Deep Work by Cal Newport
The best way to encourage good habits and productivity is to reduce barriers to getting it done. Some people lay out their clothes the night before to eliminate early morning decisions, for example. Other people set their alarm clock or phone across the room from them to ensure they stand up and get out of bed to shut off the alarm.
For me, I’ve been writing with a pen and paper lately. For years, probably a decade, I tried to write on a computer. I tried everything to optimize my workspace. Lighting. Sound. Feel of the keyboard. Clean desk. Messy desk. Snacks. Coffee. Tea. Water. Open work area. Closed off. No matter what I tried, I couldn’t find the sweet spot. I figured I wasn’t meant to write without it being a struggle.
Then, one day in January 2019, I was overcome with laziness. I had an idea for a post and wanted to write but I didn’t want to leave the comforts of my couch. That’s right. I didn’t want to leave the couch and walk 25 steps to the office to write at my computer. Lazy.
So, I grabbed a nearby notebook. And wrote. And wrote more. Turns out, I wrote a pretty decent post - much better in the first draft than I could have on the computer. When I posted it, people came to me and complimented the post.
I’m not here to brag on my writing. But I suddenly realized that writing with messy handwriting and misspellings and crappy formatting is a semi-structured stream of consciousness was better for me. I write better, faster, and more. Something about writing in pen and constantly messing up allows me to keep going without editing.

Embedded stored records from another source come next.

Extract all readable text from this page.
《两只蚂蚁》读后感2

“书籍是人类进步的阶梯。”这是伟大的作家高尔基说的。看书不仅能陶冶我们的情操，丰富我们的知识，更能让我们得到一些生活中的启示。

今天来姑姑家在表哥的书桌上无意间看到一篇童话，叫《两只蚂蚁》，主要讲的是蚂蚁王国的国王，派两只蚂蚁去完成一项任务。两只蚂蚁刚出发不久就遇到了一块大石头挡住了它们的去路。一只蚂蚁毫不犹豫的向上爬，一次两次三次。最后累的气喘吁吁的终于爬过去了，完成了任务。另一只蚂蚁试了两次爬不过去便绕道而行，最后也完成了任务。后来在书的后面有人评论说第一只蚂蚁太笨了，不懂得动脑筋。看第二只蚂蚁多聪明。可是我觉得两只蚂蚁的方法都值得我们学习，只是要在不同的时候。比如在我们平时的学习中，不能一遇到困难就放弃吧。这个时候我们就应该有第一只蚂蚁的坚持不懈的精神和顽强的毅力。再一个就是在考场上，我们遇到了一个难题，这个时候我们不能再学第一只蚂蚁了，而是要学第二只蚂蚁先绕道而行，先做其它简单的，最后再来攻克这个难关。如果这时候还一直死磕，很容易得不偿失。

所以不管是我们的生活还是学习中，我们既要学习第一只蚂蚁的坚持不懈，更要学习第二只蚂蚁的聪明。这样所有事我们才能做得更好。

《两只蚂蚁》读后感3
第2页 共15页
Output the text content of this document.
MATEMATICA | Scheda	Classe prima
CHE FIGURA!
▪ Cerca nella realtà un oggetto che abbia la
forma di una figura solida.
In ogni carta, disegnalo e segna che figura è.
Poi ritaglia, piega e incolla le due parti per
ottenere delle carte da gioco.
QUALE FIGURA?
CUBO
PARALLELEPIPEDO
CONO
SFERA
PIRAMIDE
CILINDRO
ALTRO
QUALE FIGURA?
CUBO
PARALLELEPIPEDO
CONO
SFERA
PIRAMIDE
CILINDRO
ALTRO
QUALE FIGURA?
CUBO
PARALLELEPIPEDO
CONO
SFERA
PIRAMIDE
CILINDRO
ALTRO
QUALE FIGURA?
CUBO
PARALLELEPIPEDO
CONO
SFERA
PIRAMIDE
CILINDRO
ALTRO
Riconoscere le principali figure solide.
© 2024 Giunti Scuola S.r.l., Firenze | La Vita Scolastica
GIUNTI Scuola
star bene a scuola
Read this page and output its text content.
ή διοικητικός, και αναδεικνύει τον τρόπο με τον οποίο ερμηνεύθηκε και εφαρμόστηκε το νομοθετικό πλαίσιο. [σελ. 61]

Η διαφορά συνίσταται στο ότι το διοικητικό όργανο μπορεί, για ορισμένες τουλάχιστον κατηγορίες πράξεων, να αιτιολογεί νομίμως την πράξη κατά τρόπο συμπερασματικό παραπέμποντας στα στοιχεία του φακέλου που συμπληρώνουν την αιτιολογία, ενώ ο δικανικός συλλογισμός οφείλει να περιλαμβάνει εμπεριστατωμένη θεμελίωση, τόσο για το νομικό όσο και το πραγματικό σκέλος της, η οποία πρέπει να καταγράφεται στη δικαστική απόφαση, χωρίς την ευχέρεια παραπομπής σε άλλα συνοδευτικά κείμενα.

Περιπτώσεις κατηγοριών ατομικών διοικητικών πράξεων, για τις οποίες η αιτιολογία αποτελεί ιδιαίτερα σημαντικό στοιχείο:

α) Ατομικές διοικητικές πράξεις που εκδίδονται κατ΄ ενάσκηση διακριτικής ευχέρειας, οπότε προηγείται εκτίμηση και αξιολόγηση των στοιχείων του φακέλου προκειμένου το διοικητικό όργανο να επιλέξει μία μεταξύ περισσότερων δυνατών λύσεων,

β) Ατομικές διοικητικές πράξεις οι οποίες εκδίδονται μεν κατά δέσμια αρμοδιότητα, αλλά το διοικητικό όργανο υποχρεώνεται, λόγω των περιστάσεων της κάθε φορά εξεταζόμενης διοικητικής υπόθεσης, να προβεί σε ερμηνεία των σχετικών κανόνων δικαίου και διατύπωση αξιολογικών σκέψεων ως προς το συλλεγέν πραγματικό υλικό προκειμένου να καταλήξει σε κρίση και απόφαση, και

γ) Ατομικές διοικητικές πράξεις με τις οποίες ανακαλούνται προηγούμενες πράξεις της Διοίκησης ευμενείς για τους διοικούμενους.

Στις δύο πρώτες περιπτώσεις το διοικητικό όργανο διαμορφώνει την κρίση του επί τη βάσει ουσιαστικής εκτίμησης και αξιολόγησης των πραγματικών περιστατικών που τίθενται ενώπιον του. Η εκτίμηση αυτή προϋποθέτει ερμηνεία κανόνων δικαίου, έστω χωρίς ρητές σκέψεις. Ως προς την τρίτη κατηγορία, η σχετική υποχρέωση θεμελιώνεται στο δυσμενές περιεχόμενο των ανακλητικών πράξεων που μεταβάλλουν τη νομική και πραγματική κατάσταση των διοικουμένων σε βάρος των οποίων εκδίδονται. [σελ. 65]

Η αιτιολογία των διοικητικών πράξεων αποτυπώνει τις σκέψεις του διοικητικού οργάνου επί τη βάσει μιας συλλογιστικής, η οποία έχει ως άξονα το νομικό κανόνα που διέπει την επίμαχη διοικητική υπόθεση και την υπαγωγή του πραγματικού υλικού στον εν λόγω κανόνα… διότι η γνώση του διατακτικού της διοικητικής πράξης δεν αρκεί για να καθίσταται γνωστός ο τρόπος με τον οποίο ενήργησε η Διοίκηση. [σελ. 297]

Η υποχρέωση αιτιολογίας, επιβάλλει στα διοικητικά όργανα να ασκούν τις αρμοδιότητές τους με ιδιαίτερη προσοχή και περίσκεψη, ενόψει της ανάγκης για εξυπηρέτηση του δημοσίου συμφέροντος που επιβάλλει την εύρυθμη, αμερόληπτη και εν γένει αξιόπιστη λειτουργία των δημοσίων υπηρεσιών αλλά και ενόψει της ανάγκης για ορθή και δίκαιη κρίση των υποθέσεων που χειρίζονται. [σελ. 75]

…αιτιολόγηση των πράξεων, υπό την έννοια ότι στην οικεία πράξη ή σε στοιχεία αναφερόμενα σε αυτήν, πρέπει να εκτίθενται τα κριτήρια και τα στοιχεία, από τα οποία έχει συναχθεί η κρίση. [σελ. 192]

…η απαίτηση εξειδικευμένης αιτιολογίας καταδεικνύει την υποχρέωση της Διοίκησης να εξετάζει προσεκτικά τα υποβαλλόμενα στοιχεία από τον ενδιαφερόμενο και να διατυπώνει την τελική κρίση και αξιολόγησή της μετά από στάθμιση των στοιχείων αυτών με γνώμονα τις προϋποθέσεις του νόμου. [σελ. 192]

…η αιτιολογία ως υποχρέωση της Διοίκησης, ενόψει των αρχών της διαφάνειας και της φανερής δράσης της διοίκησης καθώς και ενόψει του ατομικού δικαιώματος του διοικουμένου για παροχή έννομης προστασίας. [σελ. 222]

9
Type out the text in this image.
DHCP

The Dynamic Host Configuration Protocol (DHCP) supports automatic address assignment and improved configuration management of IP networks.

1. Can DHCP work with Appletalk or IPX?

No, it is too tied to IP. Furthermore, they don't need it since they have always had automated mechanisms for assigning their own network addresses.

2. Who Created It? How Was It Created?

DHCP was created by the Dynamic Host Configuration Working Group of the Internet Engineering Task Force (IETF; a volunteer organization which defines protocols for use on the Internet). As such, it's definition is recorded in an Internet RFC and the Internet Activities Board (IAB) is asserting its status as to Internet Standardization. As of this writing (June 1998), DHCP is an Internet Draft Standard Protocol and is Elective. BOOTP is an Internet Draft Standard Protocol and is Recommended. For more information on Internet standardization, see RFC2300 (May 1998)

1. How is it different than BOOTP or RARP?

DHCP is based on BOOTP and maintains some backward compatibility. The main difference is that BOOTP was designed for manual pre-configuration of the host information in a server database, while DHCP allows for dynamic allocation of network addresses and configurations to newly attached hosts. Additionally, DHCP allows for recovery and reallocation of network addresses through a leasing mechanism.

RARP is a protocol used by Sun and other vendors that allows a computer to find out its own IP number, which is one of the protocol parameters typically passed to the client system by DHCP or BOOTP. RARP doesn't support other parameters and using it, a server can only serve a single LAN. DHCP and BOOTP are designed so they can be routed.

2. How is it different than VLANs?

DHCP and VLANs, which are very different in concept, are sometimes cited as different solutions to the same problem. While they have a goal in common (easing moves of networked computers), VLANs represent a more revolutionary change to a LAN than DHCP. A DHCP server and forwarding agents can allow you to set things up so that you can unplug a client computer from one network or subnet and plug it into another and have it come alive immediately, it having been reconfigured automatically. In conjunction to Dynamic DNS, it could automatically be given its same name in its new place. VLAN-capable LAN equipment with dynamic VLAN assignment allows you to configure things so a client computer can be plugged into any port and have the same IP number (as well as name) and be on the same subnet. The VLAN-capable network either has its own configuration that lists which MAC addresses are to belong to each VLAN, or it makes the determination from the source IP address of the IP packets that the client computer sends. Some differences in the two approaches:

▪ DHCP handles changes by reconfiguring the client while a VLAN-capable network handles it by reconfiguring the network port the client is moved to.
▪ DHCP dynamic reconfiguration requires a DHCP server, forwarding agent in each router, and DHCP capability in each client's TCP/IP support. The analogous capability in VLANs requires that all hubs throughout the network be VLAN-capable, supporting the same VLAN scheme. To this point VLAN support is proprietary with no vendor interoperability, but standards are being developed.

So, when you’re struggling to get a thing done and it’s hard despite trying dozens of ways to make it easy, allow yourself to take the path of least resistance. Be lazy. You never know what solution your lazy brain might invent.
Our brains always want to do the easiest thing. That’s why we, as a society, love fast food. We get a huge amount of calories satisfying our primitive survival instinct with zero hunting. To reduce your barrier to writing, type it on your phone. Write in a notebook. Speak into a voice recorder. What is the easiest, laziest thing you haven’t tried? It might just work.
This all became brilliantly clear after I started reading Deep Work by Cal Newport. At the beginning of the book, Newport discusses the science behind shallow work (repeatable, automatable tasks) and deep work. Deep work is extended stretches of time where you’re uninterrupted and focused on a single task. If you need to be creative or work on something truly big and epic, you need Deep Work. For me, reducing my barrier to writing more meant using pen and paper to experience stretches of deep work. Eliminating distractions like email, analytics, slack, etc. is the key factor in an improvement in my writing and clarity in business. Whoever thought my utter laziness would unlock something so powerfully productive.
What barriers do you need to reduce? What’s getting in your way of accomplishing your goals?